You will need to add some code to the top of your notebook to use the Python
module. There are two different example options for environments shown, but
these are not the only uses of the module. More options are available and can
be found by reading the included docstrings in the odc_colab.py
source file.
This environment is for installing ODC with a local database.
The following block downloads the Python module and then runs the setup with a default local database configuration that includes CEOS ODC utilities:
!wget -nc https://raw.githubusercontent.com/ceos-seo/odc-colab/master/odc_colab.py
from odc_colab import odc_colab_init
odc_colab_init()
The previous block of code will create an environment, but the index will be empty so needs to be populated. This can be done by importing a database dump of an existing ODC index:
from odc_colab import populate_db
populate_db()
The populate_db()
command without parameters will download
database/db_dump.tar.xz
from this repository to use for populating the
database. Optionally, you can upload your own file to the Colab notebooks and
manually import the database by calling
populate_db(<database_dump_location>.tar.xz)
.
If you have existing notebooks you want to convert for use with this Colab
configuration, a diff file is included to make converting from existing Jupyter
notebooks to Colab notebooks simple. This can be done using the GNU patch
tool: patch <jupyter_notebook> notebook_patch.diff
.
This will also add a Colab button to the top of the notebook. This button can
take a GitHub URI for the notebook and automatically open it in Colab from
there. You will have to replace the <URI_PLACEHOLDER>
with your notebook's
URI first, or you can optionally remove that block from your notebook.
NOTE: The patch only adds the top blocks specified earlier for a local database environment.
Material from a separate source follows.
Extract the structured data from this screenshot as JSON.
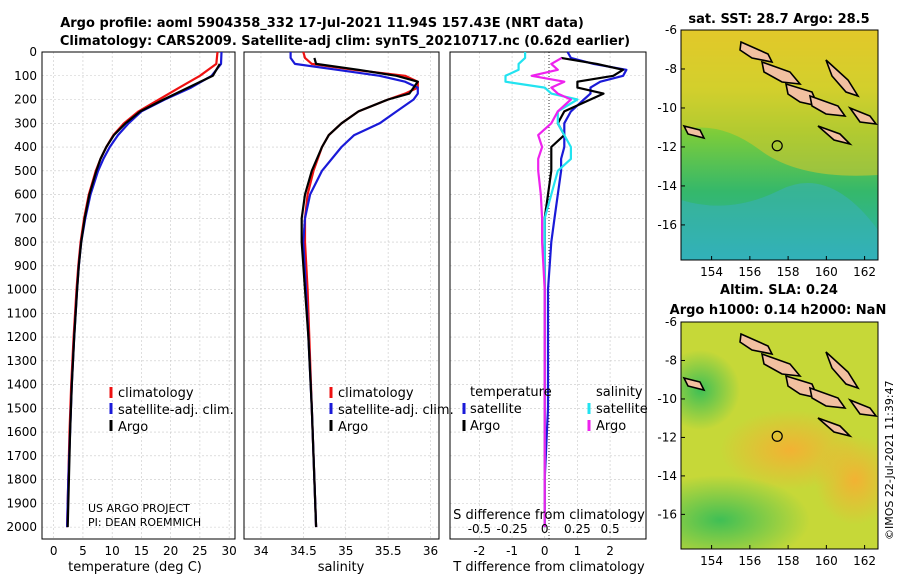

Other code in the notebook may need to be edited (such as product names and extents) in order for the notebook to run to completion in Colab.
This environment is for installing ODC with a remote database.
The following block downloads the Python module, sets an environment variable to allow remote connections, and initializes the ODC environment with CEOS ODC utilities included:
Substitutions:
hostname
: the hostname of the target database.username
: the username of the target database.password
: Optional; the password for the connecting username (default: None).dbname
: Optional; the database name to connect to (default: datacube).port
: Optional; the port number to connect to (default: 5432).
!wget -nc https://raw.githubusercontent.com/ceos-seo/odc-colab/master/odc_colab.py
from odc_colab import build_datacube_db_url, odc_colab_init
odc_colab_init(install_postgresql=False, use_defaults=False,
DATACUBE_DB_URL=build_datacube_db_url(<hostname>, <username>, password=<password>,
dbname=<dbname>, port=<port>)
Info for developers working on this repository:
Example notebooks are included in the repository to showcase usage in Colab. These notebooks are populated using a script which pulls the latest DCAL notebooks from the ceos-seo notebooks project on GitHub.
The script scripts/update_notebooks
requires git>=2.25
to run.
It uses the patch file mentioned above and replaces other items in a notebook in order for it to run to completion. It also removes the DCAL notebooks unable to run to completion. This script will need to be run whenever the diff is updated or changes are made to the script itself.